Bridget Bate Tichenor also painted her in Domadora de quimeras. In it, María caresses a mythical feline, her face serene and contemplative. “She painted me in a contemplative, reflective attitude, which is very much part of my nature, especially when I’m preparing the lead role in a movie,” said María.
Remedios Varo created Astro errante, which didn’t include her face, but María insisted it was still about her. A woman in the painting leaves a trail of light across a grey sky, wearing moons on her feet, pulled through the air by a kite among diamonds and tears. For María, it was a symbolic self-portrait.
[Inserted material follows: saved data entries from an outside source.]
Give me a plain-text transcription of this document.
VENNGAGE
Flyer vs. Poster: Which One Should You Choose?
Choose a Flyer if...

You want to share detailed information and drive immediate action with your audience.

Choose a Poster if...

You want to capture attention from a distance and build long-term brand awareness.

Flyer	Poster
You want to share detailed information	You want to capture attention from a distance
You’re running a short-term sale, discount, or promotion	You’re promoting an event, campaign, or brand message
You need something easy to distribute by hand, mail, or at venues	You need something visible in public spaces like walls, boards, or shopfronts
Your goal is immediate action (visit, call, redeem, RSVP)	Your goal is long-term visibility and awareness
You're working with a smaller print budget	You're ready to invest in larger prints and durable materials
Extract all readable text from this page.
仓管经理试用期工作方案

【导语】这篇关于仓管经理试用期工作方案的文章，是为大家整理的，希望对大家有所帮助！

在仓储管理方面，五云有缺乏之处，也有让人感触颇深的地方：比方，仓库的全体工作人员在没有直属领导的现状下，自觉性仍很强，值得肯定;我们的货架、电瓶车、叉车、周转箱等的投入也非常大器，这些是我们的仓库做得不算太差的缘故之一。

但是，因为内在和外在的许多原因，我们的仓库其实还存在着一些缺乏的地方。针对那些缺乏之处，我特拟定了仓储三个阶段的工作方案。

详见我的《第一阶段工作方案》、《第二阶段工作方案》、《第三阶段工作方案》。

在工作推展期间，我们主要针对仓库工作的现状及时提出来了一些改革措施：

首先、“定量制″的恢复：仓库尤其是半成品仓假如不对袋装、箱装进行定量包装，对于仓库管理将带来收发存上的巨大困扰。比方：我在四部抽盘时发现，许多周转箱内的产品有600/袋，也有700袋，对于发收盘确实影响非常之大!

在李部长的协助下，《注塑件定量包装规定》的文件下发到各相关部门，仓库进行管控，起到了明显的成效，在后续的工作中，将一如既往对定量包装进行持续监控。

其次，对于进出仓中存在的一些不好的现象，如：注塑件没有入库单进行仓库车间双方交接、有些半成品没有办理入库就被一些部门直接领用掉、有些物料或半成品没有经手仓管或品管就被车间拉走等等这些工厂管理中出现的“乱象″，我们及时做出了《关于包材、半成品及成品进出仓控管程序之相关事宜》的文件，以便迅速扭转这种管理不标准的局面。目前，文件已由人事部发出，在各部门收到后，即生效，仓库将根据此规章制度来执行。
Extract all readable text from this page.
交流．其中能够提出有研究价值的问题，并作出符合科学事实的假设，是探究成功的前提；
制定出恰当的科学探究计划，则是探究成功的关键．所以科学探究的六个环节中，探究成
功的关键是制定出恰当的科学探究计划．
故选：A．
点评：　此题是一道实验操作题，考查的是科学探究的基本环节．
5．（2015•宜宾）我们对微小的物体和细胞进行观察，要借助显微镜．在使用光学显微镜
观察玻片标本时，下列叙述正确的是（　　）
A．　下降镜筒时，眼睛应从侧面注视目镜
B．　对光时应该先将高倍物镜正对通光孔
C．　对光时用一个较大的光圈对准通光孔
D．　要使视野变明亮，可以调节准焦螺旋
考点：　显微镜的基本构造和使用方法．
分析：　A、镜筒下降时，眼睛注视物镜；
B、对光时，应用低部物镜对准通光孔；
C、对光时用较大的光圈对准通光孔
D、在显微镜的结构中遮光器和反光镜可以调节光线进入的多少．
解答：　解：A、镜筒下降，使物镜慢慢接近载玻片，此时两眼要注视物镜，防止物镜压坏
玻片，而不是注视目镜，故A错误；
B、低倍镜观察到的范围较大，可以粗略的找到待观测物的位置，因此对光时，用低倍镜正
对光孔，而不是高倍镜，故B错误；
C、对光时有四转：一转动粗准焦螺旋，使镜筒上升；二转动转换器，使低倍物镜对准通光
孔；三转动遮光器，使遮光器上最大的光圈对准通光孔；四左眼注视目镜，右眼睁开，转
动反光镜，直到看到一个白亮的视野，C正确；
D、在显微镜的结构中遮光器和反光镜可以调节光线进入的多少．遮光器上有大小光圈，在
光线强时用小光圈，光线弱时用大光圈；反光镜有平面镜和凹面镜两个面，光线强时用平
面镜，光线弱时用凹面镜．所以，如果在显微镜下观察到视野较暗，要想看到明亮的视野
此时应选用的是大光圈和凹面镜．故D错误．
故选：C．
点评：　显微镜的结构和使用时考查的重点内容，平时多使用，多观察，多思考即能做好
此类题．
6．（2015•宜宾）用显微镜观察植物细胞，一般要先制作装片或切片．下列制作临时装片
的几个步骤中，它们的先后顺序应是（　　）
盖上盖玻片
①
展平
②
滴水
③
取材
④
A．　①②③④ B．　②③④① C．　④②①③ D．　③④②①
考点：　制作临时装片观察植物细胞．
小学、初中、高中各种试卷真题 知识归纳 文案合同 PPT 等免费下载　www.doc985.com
María Félix replaced Diego Rivera’s painting with one by Leonora Carrington
Leonora Carrington painted María’s dream, literally. In Sueño de sirenas, María becomes a siren of nacre, then fire, then black charcoal. “I was in the sea and I was a nacre mermaid. Then I reached these divine beaches and became a fire mermaid… I went into the sea and instead of coming out wet, I emerged in flames,” she told Carrington. She called the triptych “hermosísima.”
Later, Carrington painted La maja del tarot to replace Rivera’s work, which María “no longer wanted in her house.” The painting depicts her floating in an ancient temple, dressed in symbols of the tarot and crowned with the moon and a scarab beetle. Carrington included one unusual detail: a fuzzy kite-shaped creature emerging from María’s cloak. “That figure represents the ‘bad blood’ leaving my body,” María said. “I’ve always thanked Leonora for that.”
The final portraits of María Félix showed her as a queen and a myth
In the 1970s, Sylvia Pardo painted María in Las tres Marías and Nuestra señora del Apocalipsis, blending religious iconography and feminist symbolism. In Las tres Marías, Pardo portrays her as a vampira, a witch in flight, and a regal equestrian draped in silk. One side of the folding screen glows with gold and color. The other is stark black on gold, evoking medieval sacred art.
According to Comisarenco, María loved this piece and kept it in her Polanco home for years. Though some critics objected to the sensual religious symbolism, María never flinched.
In Nuestra señora del Apocalipsis, Pardo drew from the Book of Revelation. María stands dressed in light, crowned with stars, facing a dragon. The painting could be read as a metaphor for motherhood, for resistance, or even for María’s personal battles. As Comisarenco notes, the symbolic richness of these works “made possible a representation closer to the life, aspirations, and vital energy of the actress.”
María Félix turned portraiture into a feminist act
Throughout her life, María Félix used art as a way to reclaim her image. She had been cast in dozens of roles that embodied tired gender tropes: the good woman, the vamp, the seductress. But as Comisarenco writes, María wasn’t just a muse. She commissioned portraits as a strategy of resistance, art that allowed her to create a new mythology of herself.
She was a woman who, in the words of Octavio Paz, had “the audacity not to conform to the idea men have made of women.” Through surrealist brushstrokes and allegorical depictions, she told her own story. And she chose women to tell it with her.